Georgia Tech Yellow Jackets running back Deon Hill runs with the ball against the Miami Hurricanes during the first quarter at Sun Life Stadium on Saturday. (Steve Mitchell-USA TODAY Sports)
ATLANTA — Perhaps the best way to describe what awaits Georgia Tech’s football team as it prepares for this Saturday’s game against Brigham Young might be the often-used catchphrase from the 1970s British comedy show, “Monty Python’s Flying Circus.”
And now for something completely different.
And there are plenty of features of the Yellow Jackets’ (3-2, 2-2 Atlantic Coast Conference) 7 p.m. kickoff at LaVell Edwards Stadium in Provo, Utah, that are radically different from anything they’ve faced so far this season.
For one thing, Tech steps out of the division and the conference to take on the Cougars (3-2) after four straight games against ACC Coastal Division foes.
But while the change of pace might provide the Jackets with a needed break after the grind of those four division games, particularly after losses to No. 24 Virginia Tech and 14th-ranked Miami in the last two, coach Paul Johnson doesn’t expect BYU to be any less challenging.
“I don’t know about refreshing,” Johnson said Tuesday during his weekly press briefing. “You’ve got a physical, tough opponent to go play on the road. So, it’s a challenge. Nobody likes to lose. You want to try to get that out of your system as fast as you can. So, it’s a chance to go play another game.”
But this game will be played under dramatically different conditions from anything the Jackets have played in so far this season.

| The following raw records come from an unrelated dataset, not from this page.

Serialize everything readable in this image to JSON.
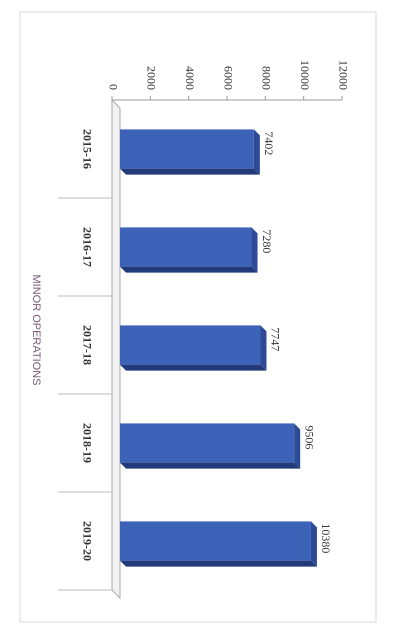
{
  "chart_data": {
    "type": "bar",
    "x_label": "MINOR OPERATIONS",
    "categories": [
      "2015-16",
      "2016-17",
      "2017-18",
      "2018-19",
      "2019-20"
    ],
    "values": [
      7402,
      7280,
      7747,
      9506,
      10380
    ],
    "color": "#3d63b9",
    "ylim": [
      0,
      12000
    ],
    "yticks": [
      0,
      2000,
      4000,
      6000,
      8000,
      10000,
      12000
    ],
    "grid": false
  }
}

After enduring near 90-degree heat in Miami last week, the air will be considerably cooler this week, with temperatures expected be perhaps as low as the upper ’40s by game time.
The air in the 4,549-foot elevation of the Rocky Mountains in northern Utah will also be a lot thinner than that both the 1,050-foot elevation of Atlanta the Jackets are used to, or the near-sea level of Miami that they played in last week.
Throw in a two-hour time difference, and there are a lot of adjustments Tech’s players will have to make.
But Johnson preferred to downplay those adjustments Tuesday.
“Coming off a road trip to Miami, I told someone a minute ago that we had a chance to play in 90 degrees (last) Saturday and maybe the high (40s) this Saturday,” Johnson said. “That’s a pretty good variance, (as is) going across two time zones. But more important than that, we’re going up against a pretty good football team.
“It could be (a factor), if you let it. You can’t control it. We don’t talk about it a lot. When we were at Hawaii (and played at BYU) we didn’t talk about it a lot. I can remember taking teams out to that part of the country at Georgia Southern a couple times for the playoffs. We just went and played and didn’t worry about it. There’s no remedy for it. We can go out there a couple of weeks and become accustomed to it. … We may have to play more guys and watch if they’re tired. But it’s been my experience that the more you talk about it, the more they think about it. If you just go play, you play. It’s a factor, but there’s nothing you can do about it.”
There are some things the Jackets can do something about — among them, cut down on the mental and physical mistakes that have plagued the past two weeks in losses, and take better advantage of opportunities presented to them.
If they can do that, Johnson emphasizes, there is plenty about their remaining season they can still control.
“It’s like I told our football team. We’ve still got more than half the season to go,” Johnson said. “We’re disappointed we lost the (last) two games the league, but also the two teams that beat us are a combined 9-1 with the one loss coming to the No. 1 team in the country. So, you try to get better and see if you can’t win this game. You take it week by week. We can still have a pretty good season if we can get the thing turned.”